Fra Angelico, Mocking Of Christ, Convento de San Marco, Florence, Italy (1440 - 1441)

Michelangelo adopted this method of 'site specific' art when painting the Sistine Chapel and Laurentian Library. Rosenthal suggests the connection between early art and its enveloping space has often been ignored. That these examples that have paved the way for modern and contemporary artists who make the surrounding space integral to their art. Thus broadening our horizons as to what constitutes art.

Michelangelo, The Sistine Chapel ceiling, Vatican City, Rome (1508 - 1512)


The many facets of installation art have made it difficult to define and to understand. For this reason it has struggled in gaining recognition. Rosenthal makes the point that its necessary interaction and subsequent intimate relationship with the viewer breaks through traditional (and literal) boundaries that typically separated the two.

 In comparison to art (in the traditional sense) and sculpture, installation does not sit on a throne to be revered by its audience. It does not require merit for its artistic value as an object but instead for its ability to engage the senses in an altogether deeper experience.  Accomplished in a multitude of scenarios, installation art can more easily be defined by a space with usually more than one object, or no objects at all but ultimately where the overall space is central to the art or greater than its components.   
                                                                                                                                              
Many artists have long since positioned themselves on the cusp of art in its historical context. Citing a need for something that incorporates 'the experience of life'. Robert Rauschenburg once said he operated, ''in the gap between art and life''. Installation is suggested therefore as an investigation of life and is such about a temporary time and space. It is the artists intention that installation and viewer both in their state of transience, come together in the present moment and experience an intertwining.

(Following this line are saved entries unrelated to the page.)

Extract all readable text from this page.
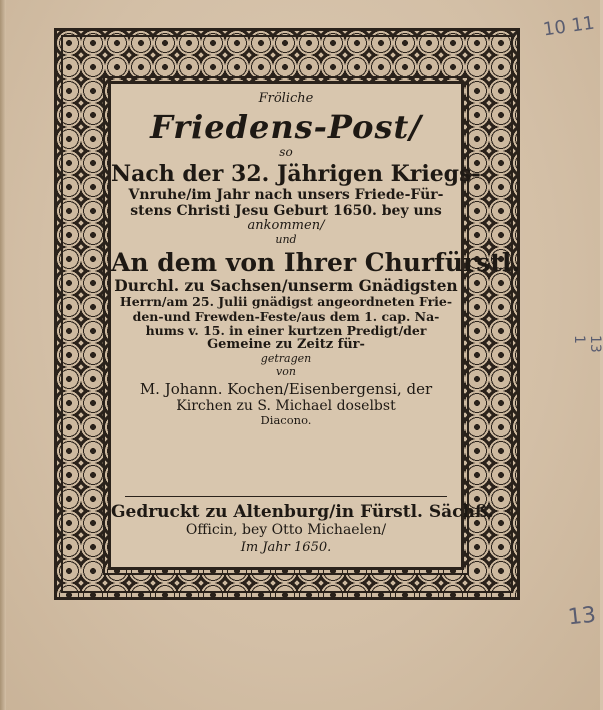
Fröliche
Friedens-Post/
so
Nach der 32. Jährigen Kriegs-
Vnruhe/im Jahr nach unsers Friede-Für-
stens Christi Jesu Geburt 1650. bey uns
ankommen/
und
An dem von Ihrer Churfürstl.
Durchl. zu Sachsen/unserm Gnädigsten
Herrn/am 25. Julii gnädigst angeordneten Frie-
den-und Frewden-Feste/aus dem 1. cap. Na-
hums v. 15. in einer kurtzen Predigt/der
Gemeine zu Zeitz für-
getragen
von
M. Johann. Kochen/Eisenbergensi, der
Kirchen zu S. Michael doselbst
Diacono.
Gedruckt zu Altenburg/in Fürstl. Sächß.
Officin, bey Otto Michaelen/
Im Jahr 1650.
10 11
13 1
13
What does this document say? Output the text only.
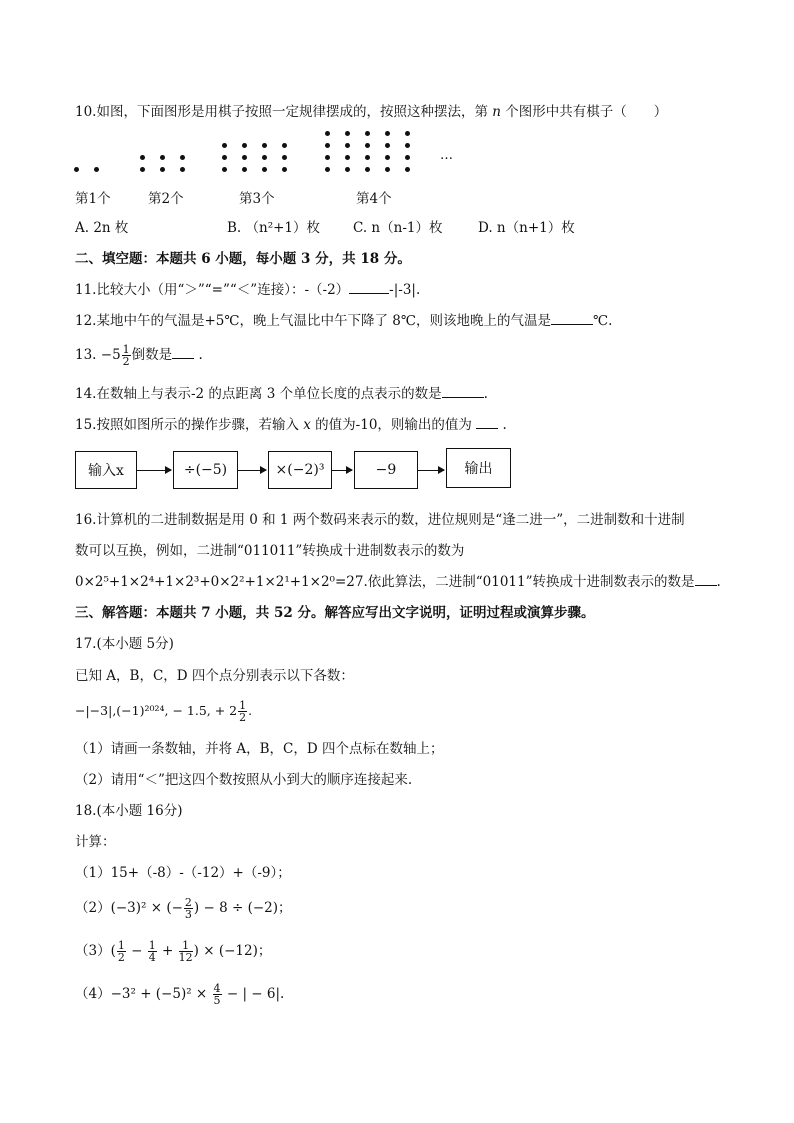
10.如图，下面图形是用棋子按照一定规律摆成的，按照这种摆法，第 n 个图形中共有棋子（　　）
…
第1个	第2个	第3个	第4个
A. 2n 枚	B. （n²+1）枚 C. n（n-1）枚	D. n（n+1）枚
二、填空题：本题共 6 小题，每小题 3 分，共 18 分。
11.比较大小（用“＞”“=”“＜”连接）：-（-2）	-|-3|.
12.某地中午的气温是+5℃，晚上气温比中午下降了 8℃，则该地晚上的气温是	℃.
13. $-5 \frac{1}{2}$ 倒数是 .
14.在数轴上与表示-2 的点距离 3 个单位长度的点表示的数是	.
15.按照如图所示的操作步骤，若输入 x 的值为-10，则输出的值为  .
输入x	÷(−5)	×(−2)³	−9	输出
16.计算机的二进制数据是用 0 和 1 两个数码来表示的数，进位规则是“逢二进一”，二进制数和十进制
数可以互换，例如，二进制“011011”转换成十进制数表示的数为
0×2⁵+1×2⁴+1×2³+0×2²+1×2¹+1×2⁰=27.依此算法，二进制“01011”转换成十进制数表示的数是 .
三、解答题：本题共 7 小题，共 52 分。解答应写出文字说明，证明过程或演算步骤。
17.(本小题 5分)
已知 A，B，C，D 四个点分别表示以下各数：
−|−3|,(−1)²⁰²⁴, − 1.5, + $2 \frac{1}{2}$ .
（1）请画一条数轴，并将 A，B，C，D 四个点标在数轴上；
（2）请用“＜”把这四个数按照从小到大的顺序连接起来.
18.(本小题 16分)
计算：
（1）15+（-8）-（-12）+（-9）；
（2）(−3)² × (− $\frac{2}{3}$ ) − 8 ÷ (−2)；
$(3)( \frac{1}{2} - \frac{1}{4} + \frac{1}{12}$ ) × (−12)；
$(4)-3^2 + (-5)^2 \times \frac{4}{5}$ − | − 6|.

While Installation art is diverse Rosenthal proposes a grouping can be made under two headings - ''filled-space installation'' and ''site-specific installation''. The first is defined by the possibility of recreating it with ease at another site due to the fundamental relationship being with its other parts rather than the space it inhabits. The latter bears a correlation both to its parts and to its location. Moving it would disrupt its whole meaning.